USA, Washington, DC. US pork exports posted broad-based gains in October, solidifying 2020's record pace, according to data released by USDA and compiled by the US Meat Export Federation (USMEF).
October pork exports were up 8% year-over-year to 242,536 t, with value also increasing 8% to $641.1 mill. Exports to Mexico, Japan, China/Hong Kong, Canada and the Philippines were substantially higher than a year ago while shipments to Central and South America were the largest since March.
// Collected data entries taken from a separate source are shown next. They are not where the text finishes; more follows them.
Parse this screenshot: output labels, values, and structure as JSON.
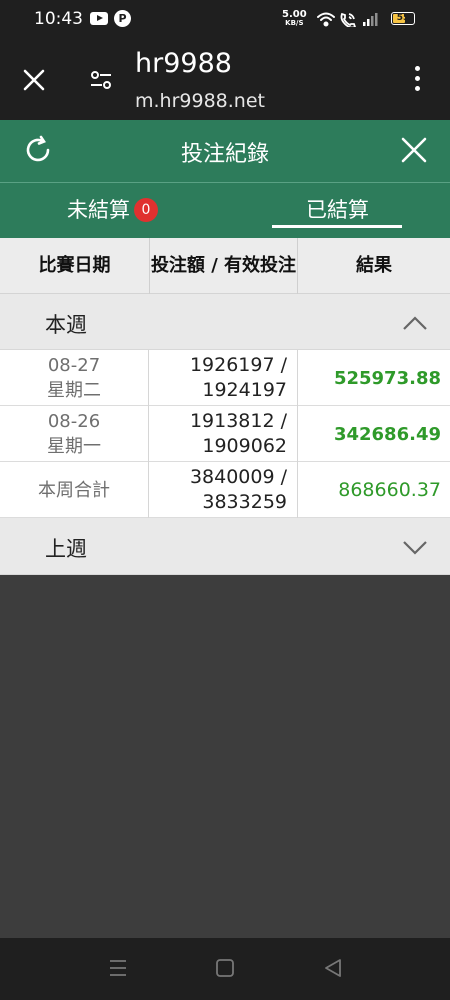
{
  "status_bar": {
    "time": "10:43",
    "net_speed_value": "5.00",
    "net_speed_unit": "KB/S",
    "battery": "55",
    "icons": [
      "youtube-icon",
      "p-app-icon",
      "wifi-icon",
      "wifi-call-icon",
      "signal-icon",
      "battery-icon"
    ]
  },
  "browser": {
    "title": "hr9988",
    "url": "m.hr9988.net"
  },
  "modal": {
    "title": "投注紀錄"
  },
  "tabs": [
    {
      "label": "未結算",
      "badge": "0",
      "active": false
    },
    {
      "label": "已結算",
      "active": true
    }
  ],
  "table": {
    "headers": [
      "比賽日期",
      "投注額 / 有效投注",
      "結果"
    ]
  },
  "this_week": {
    "label": "本週",
    "expanded": true,
    "rows": [
      {
        "date": "08-27",
        "weekday": "星期二",
        "stake": "1926197 /",
        "valid": "1924197",
        "result": "525973.88"
      },
      {
        "date": "08-26",
        "weekday": "星期一",
        "stake": "1913812 /",
        "valid": "1909062",
        "result": "342686.49"
      }
    ],
    "total": {
      "label": "本周合計",
      "stake": "3840009 /",
      "valid": "3833259",
      "result": "868660.37"
    }
  },
  "last_week": {
    "label": "上週",
    "expanded": false
  },
  "colors": {
    "header_green": "#2d7c5b",
    "result_green": "#2f9a2a",
    "badge_red": "#e0312f"
  }
}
Through the first 10 months of the year, pork exports were 15% ahead of last year's record pace at 2.46 mill. t, with value up 16% to $6.33 bn. With Mexico as the top volume destination, October muscle cut exports posted double digits gains at 201,723 t (up 11%), with value up 10% to $551.8 mill. This pushed January-October totals for pork muscle cuts to 2.07 mill. t (up 20%) valued at $5.49 bn. (up 18%).
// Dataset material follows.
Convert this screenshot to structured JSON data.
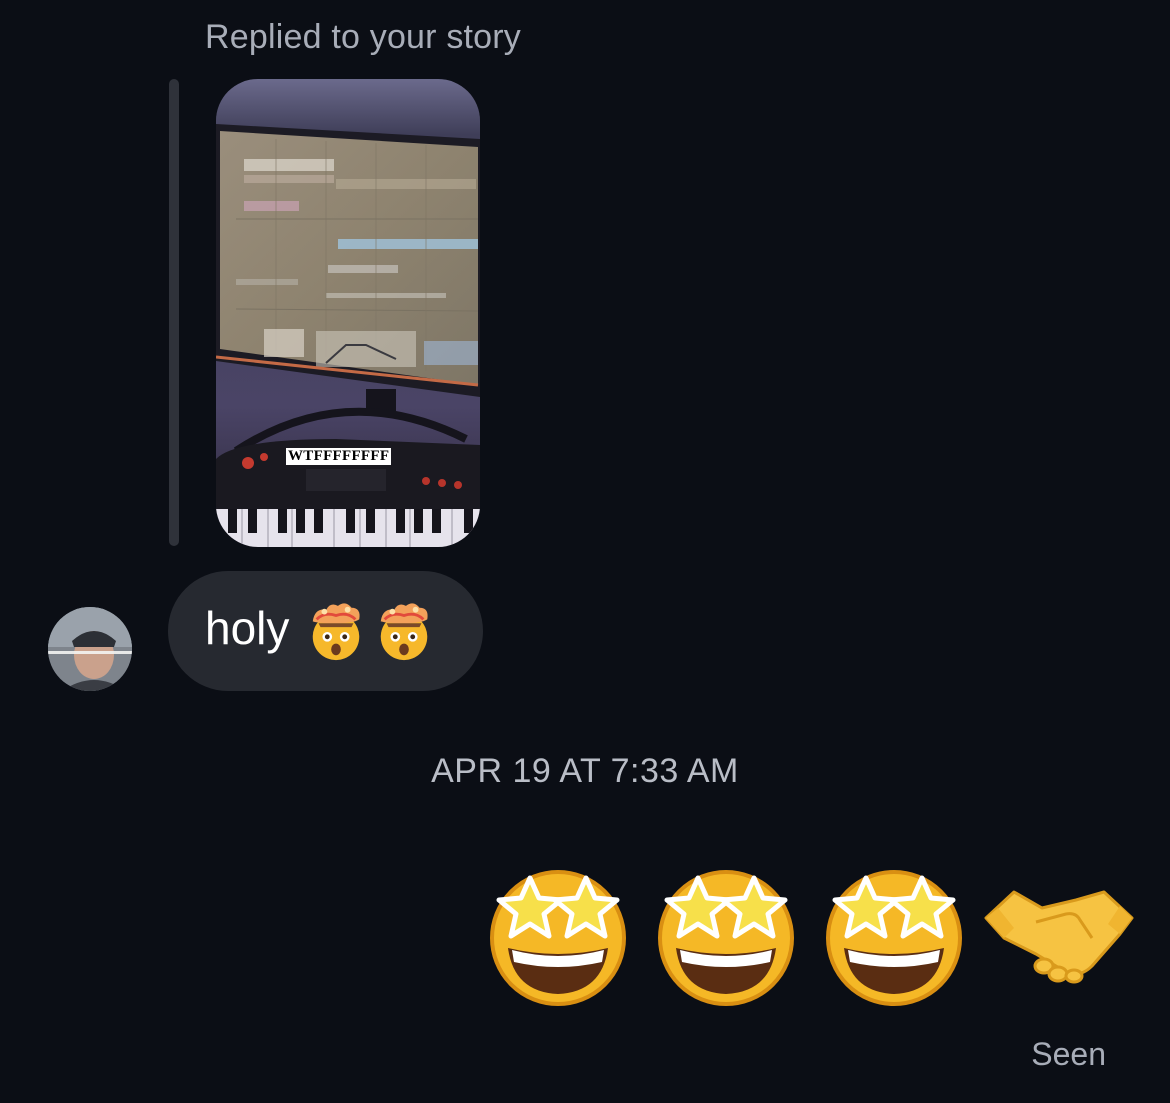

"While the tight labor situation continues to limit the cut and variety meat specifications available for export, red meat demand is strengthening in many critical markets," said USMEF President and CEO Dan Halstrom. "October exports of bone-in hams, for example, were near the July record and up 50% from a year ago. This has been a volatile year, filled with shifts in consumer preferences and a lot of uncertainty for international buyers. But the US industry has responded positively to these challenges and the demand dynamics for red meat are quite strong as we approach year's end. When the gains made at retail over the past several months are combined with a stronger foodservice recovery, the prospects for export growth are very promising."